De acordo com a juíza, as emendas de relator foram consideradas inconstitucionais por dificultarem a identificação do parlamentar responsável e dos beneficiários dos recursos, contrariando princípios como planejamento, responsabilidade fiscal e transparência.
Aperfeiçoamento de políticas públicas
A magistrada afirmou que é equivocado interpretar que o STF seja contrário às emendas parlamentares, uma vez que a função constitucional do Tribunal é aperfeiçoar políticas públicas. Ela salientou que a Corte busca assegurar que o mecanismo funcione em conformidade com a Constituição e com princípios como transparência, planejamento e responsabilidade fiscal.
Benefício a todos
Para a juíza, transparência e rastreabilidade das emendas beneficiam o Tribunal, os cidadãos e os Poderes Executivo e Legislativo. Ela ressaltou que parlamentares que destinam corretamente os recursos públicos não têm motivo para preocupação, desde que sejam observadas as regras constitucionais e regimentais da Câmara dos Deputados.
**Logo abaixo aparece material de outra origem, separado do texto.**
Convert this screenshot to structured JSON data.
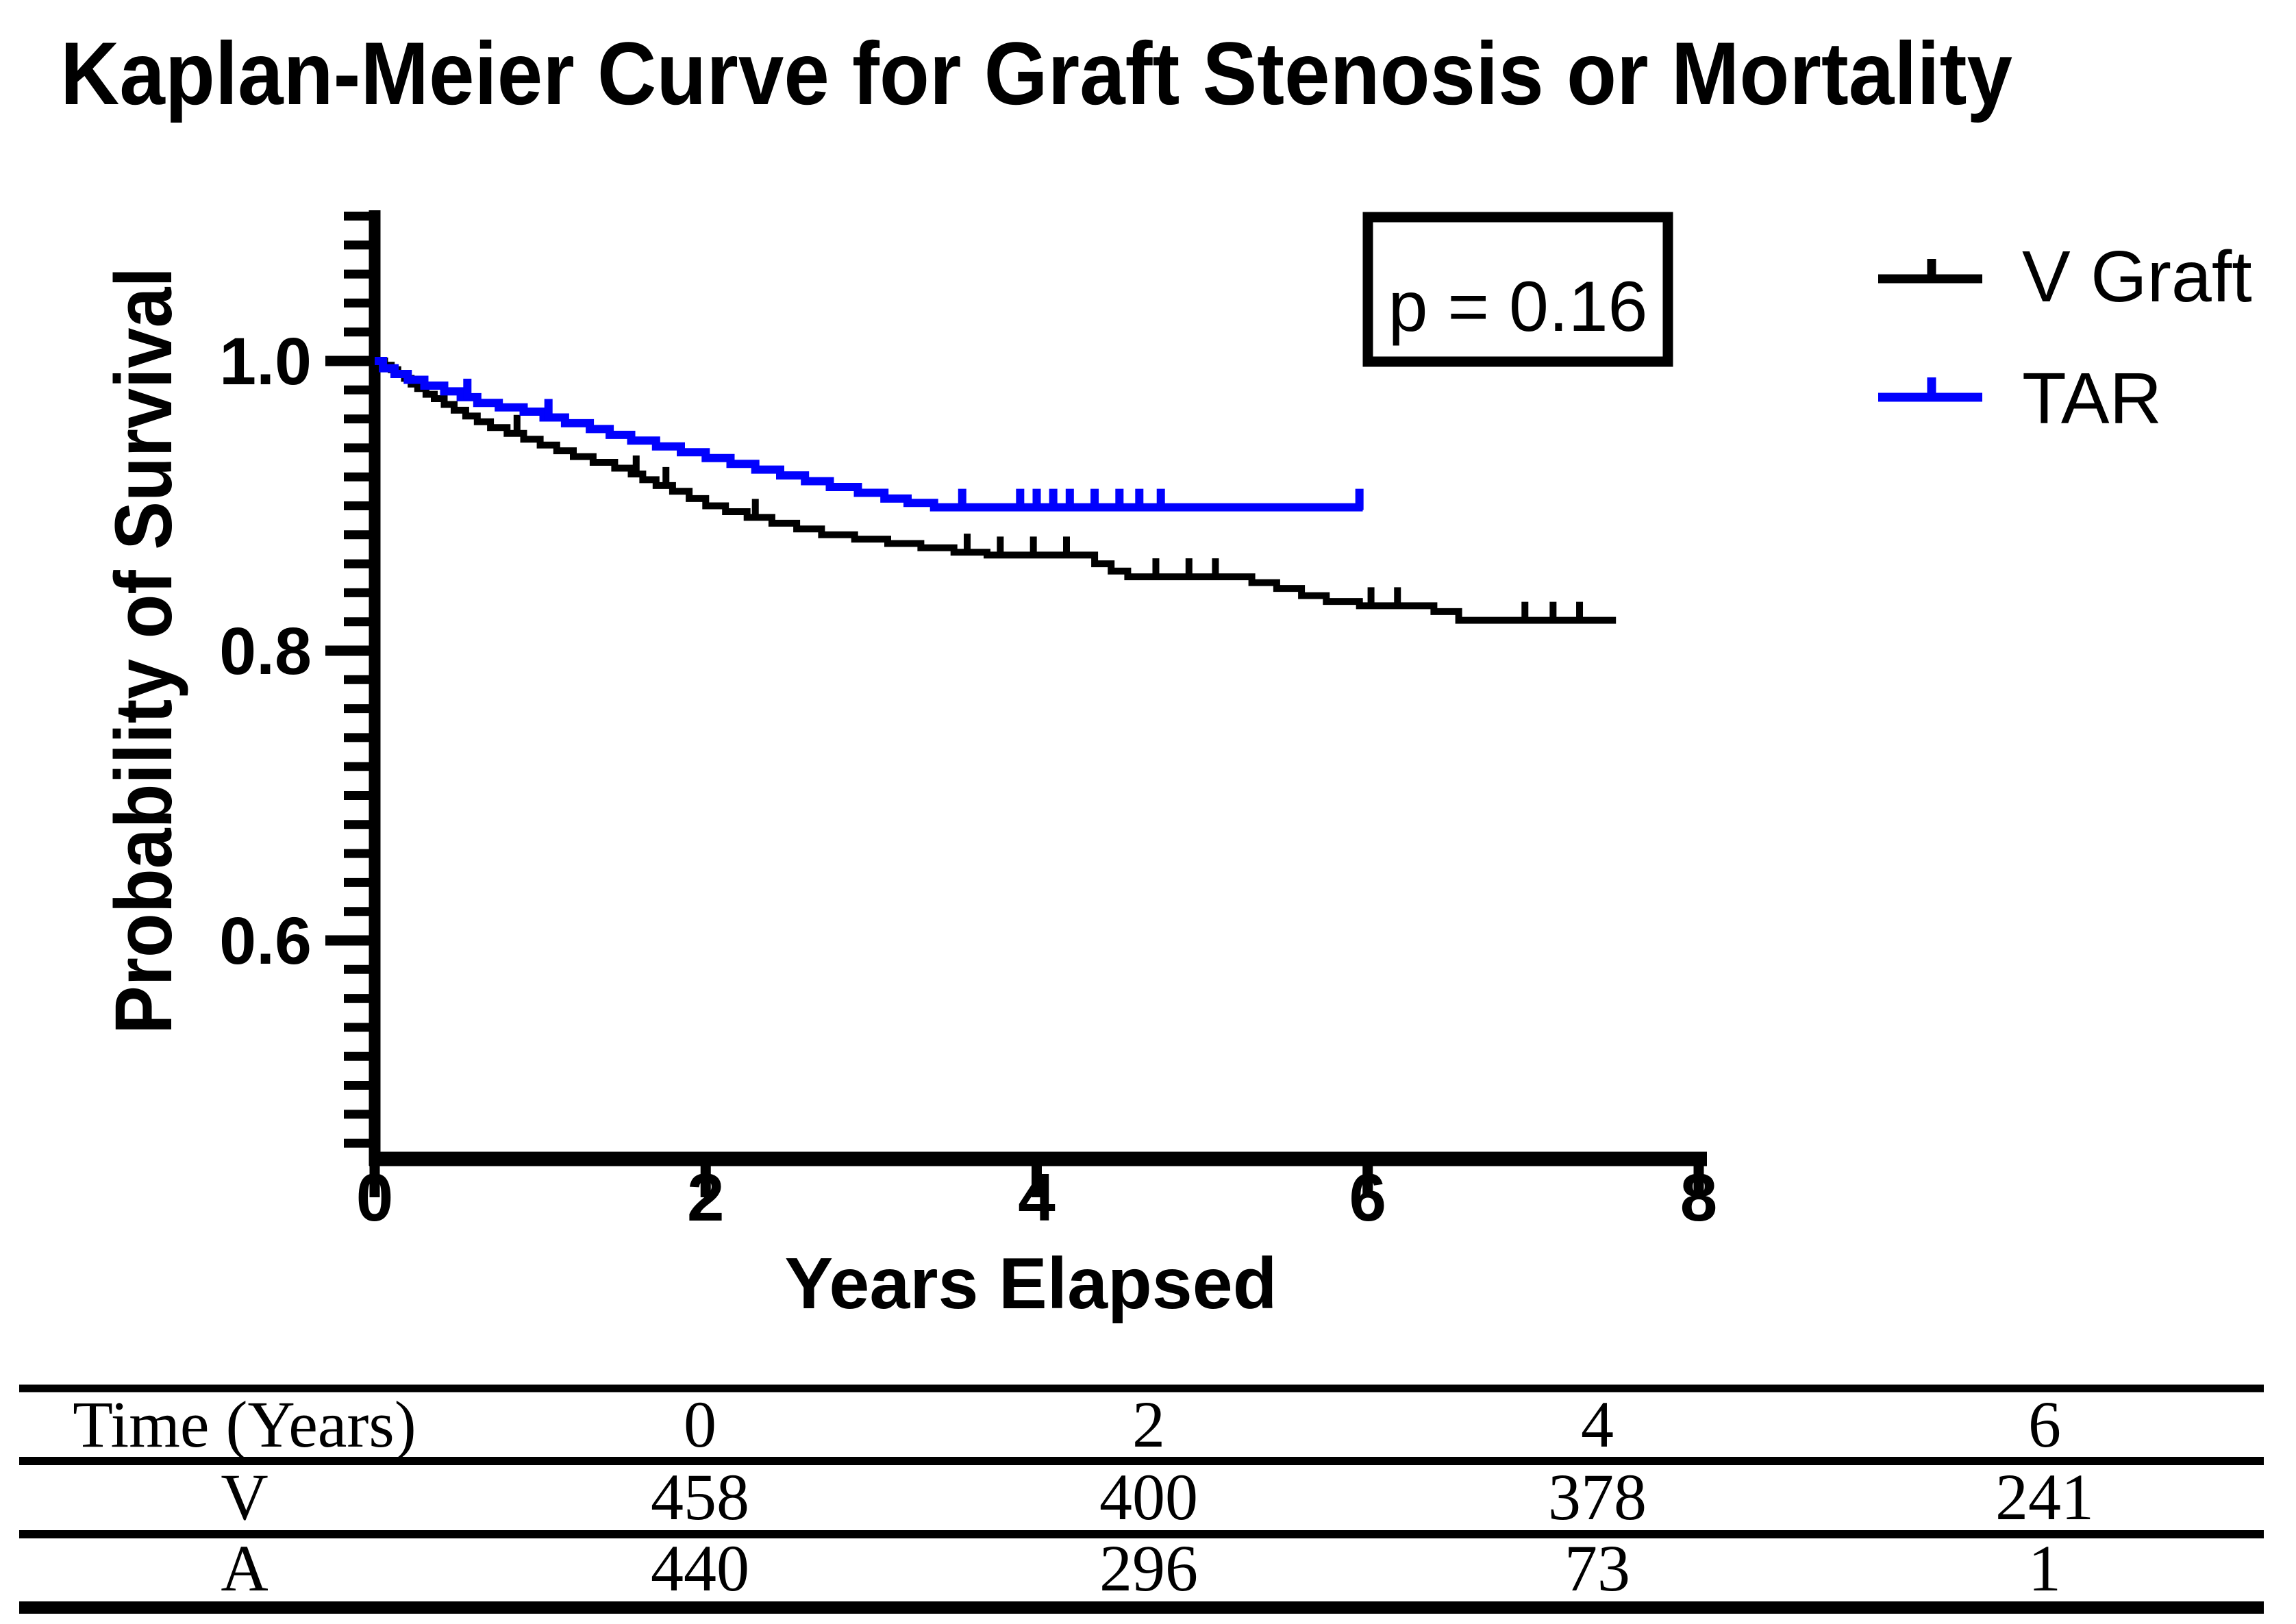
{
  "title": "Kaplan-Meier Curve for Graft Stenosis or Mortality",
  "chart_data": {
    "type": "line",
    "subtype": "kaplan-meier-step",
    "title": "Kaplan-Meier Curve for Graft Stenosis or Mortality",
    "xlabel": "Years Elapsed",
    "ylabel": "Probability of Survival",
    "annotation": "p = 0.16",
    "legend_position": "right-top",
    "grid": false,
    "xlim": [
      0,
      8
    ],
    "ylim": [
      0.45,
      1.1
    ],
    "x_ticks": [
      0,
      2,
      4,
      6,
      8
    ],
    "y_ticks": [
      "1.0",
      "0.8",
      "0.6"
    ],
    "y_tick_values": [
      1.0,
      0.8,
      0.6
    ],
    "y_minor_step": 0.02,
    "series": [
      {
        "name": "V Graft",
        "color": "#000000",
        "line_width": 10,
        "end_time": 7.5,
        "steps": [
          [
            0,
            1.0
          ],
          [
            0.06,
            0.997
          ],
          [
            0.1,
            0.994
          ],
          [
            0.14,
            0.991
          ],
          [
            0.18,
            0.988
          ],
          [
            0.22,
            0.984
          ],
          [
            0.26,
            0.981
          ],
          [
            0.31,
            0.977
          ],
          [
            0.36,
            0.974
          ],
          [
            0.42,
            0.97
          ],
          [
            0.48,
            0.966
          ],
          [
            0.55,
            0.962
          ],
          [
            0.62,
            0.958
          ],
          [
            0.7,
            0.954
          ],
          [
            0.8,
            0.95
          ],
          [
            0.9,
            0.946
          ],
          [
            1.0,
            0.942
          ],
          [
            1.1,
            0.938
          ],
          [
            1.2,
            0.934
          ],
          [
            1.32,
            0.93
          ],
          [
            1.45,
            0.926
          ],
          [
            1.55,
            0.922
          ],
          [
            1.62,
            0.918
          ],
          [
            1.7,
            0.914
          ],
          [
            1.8,
            0.91
          ],
          [
            1.9,
            0.905
          ],
          [
            2.0,
            0.9
          ],
          [
            2.12,
            0.896
          ],
          [
            2.25,
            0.892
          ],
          [
            2.4,
            0.888
          ],
          [
            2.55,
            0.884
          ],
          [
            2.7,
            0.88
          ],
          [
            2.9,
            0.877
          ],
          [
            3.1,
            0.874
          ],
          [
            3.3,
            0.871
          ],
          [
            3.5,
            0.868
          ],
          [
            3.7,
            0.866
          ],
          [
            4.35,
            0.86
          ],
          [
            4.45,
            0.855
          ],
          [
            4.55,
            0.851
          ],
          [
            5.3,
            0.847
          ],
          [
            5.45,
            0.843
          ],
          [
            5.6,
            0.838
          ],
          [
            5.75,
            0.834
          ],
          [
            5.95,
            0.831
          ],
          [
            6.4,
            0.827
          ],
          [
            6.55,
            0.821
          ]
        ],
        "censors": [
          [
            0.86,
            0.95
          ],
          [
            1.58,
            0.922
          ],
          [
            1.76,
            0.914
          ],
          [
            2.3,
            0.892
          ],
          [
            3.58,
            0.868
          ],
          [
            3.78,
            0.866
          ],
          [
            3.98,
            0.866
          ],
          [
            4.18,
            0.866
          ],
          [
            4.72,
            0.851
          ],
          [
            4.92,
            0.851
          ],
          [
            5.08,
            0.851
          ],
          [
            6.02,
            0.831
          ],
          [
            6.18,
            0.831
          ],
          [
            6.95,
            0.821
          ],
          [
            7.12,
            0.821
          ],
          [
            7.28,
            0.821
          ]
        ]
      },
      {
        "name": "TAR",
        "color": "#0101FD",
        "line_width": 12,
        "end_time": 5.97,
        "steps": [
          [
            0,
            1.0
          ],
          [
            0.05,
            0.995
          ],
          [
            0.12,
            0.991
          ],
          [
            0.2,
            0.987
          ],
          [
            0.3,
            0.983
          ],
          [
            0.42,
            0.979
          ],
          [
            0.52,
            0.975
          ],
          [
            0.62,
            0.971
          ],
          [
            0.75,
            0.968
          ],
          [
            0.9,
            0.965
          ],
          [
            1.02,
            0.961
          ],
          [
            1.15,
            0.957
          ],
          [
            1.3,
            0.953
          ],
          [
            1.42,
            0.949
          ],
          [
            1.55,
            0.945
          ],
          [
            1.7,
            0.941
          ],
          [
            1.85,
            0.937
          ],
          [
            2.0,
            0.933
          ],
          [
            2.15,
            0.929
          ],
          [
            2.3,
            0.925
          ],
          [
            2.45,
            0.921
          ],
          [
            2.6,
            0.917
          ],
          [
            2.75,
            0.913
          ],
          [
            2.92,
            0.909
          ],
          [
            3.08,
            0.905
          ],
          [
            3.22,
            0.902
          ],
          [
            3.38,
            0.899
          ]
        ],
        "censors": [
          [
            0.56,
            0.975
          ],
          [
            1.05,
            0.961
          ],
          [
            3.55,
            0.899
          ],
          [
            3.9,
            0.899
          ],
          [
            4.0,
            0.899
          ],
          [
            4.1,
            0.899
          ],
          [
            4.2,
            0.899
          ],
          [
            4.35,
            0.899
          ],
          [
            4.5,
            0.899
          ],
          [
            4.62,
            0.899
          ],
          [
            4.75,
            0.899
          ],
          [
            5.95,
            0.899
          ]
        ]
      }
    ],
    "risk_table": {
      "header": [
        "Time (Years)",
        "0",
        "2",
        "4",
        "6"
      ],
      "rows": [
        [
          "V",
          "458",
          "400",
          "378",
          "241"
        ],
        [
          "A",
          "440",
          "296",
          "73",
          "1"
        ]
      ]
    }
  }
}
Ambientes de consensualidade
Amanda destacou que, por se tratar de ações estruturais, o STF privilegia ambientes de consensualidade, de modo que as decisões mais emblemáticas do ministro Flávio Dino resultaram de amplas rodadas de diálogos com órgãos de controle, amigos da Corte (amici cruriae) e representantes da Câmara dos Deputados.
Processo estrutural
Ela explicou que processos estruturais envolvem questões complexas ligadas a políticas públicas e engrenagens institucionais que funcionam de forma inadequada, o que torna insuficiente uma única decisão judicial. Por isso, afirmou, são necessárias medidas graduais, sujeitas a ajustes ao longo da implementação.
Avanços significativos
A magistrada observou que, desde a primeira decisão, em agosto de 2024, houve avanços significativos decorrentes do diálogo institucional. Segundo ela, a preocupação inicial do ministro Flavio Dino foi garantir ao cidadão acesso à plataforma única sobre recursos das emendas parlamentares, objetivo alcançado com a reformulação do Portal da Transparência, a integração de dados do TransfereGov, a criação de contas específicas para recebimento das emendas e a proibição de saques em espécie.
Consolidação das regras
Por fim, Amanda apontou como principal avanço a aprovação da Lei Complementar 210/2024, que consolidou medidas estruturais adotadas nas ações sobre emendas parlamentares e estabeleceu regras mais precisas para o tema.
Participantes
Além da representante do STF, participaram da audiência o secretário de Controle Externo de Informações Estratégicas e Inovação do Tribunal de Contas da União (TCU), Marcelo Luiz Souza da Eira; o diretor de Governo Aberto e Transparência da Controladoria-Geral da União (CGU), Marcelo Vidal; e a diretora executiva da Transparência Brasil, Juliana Sakai.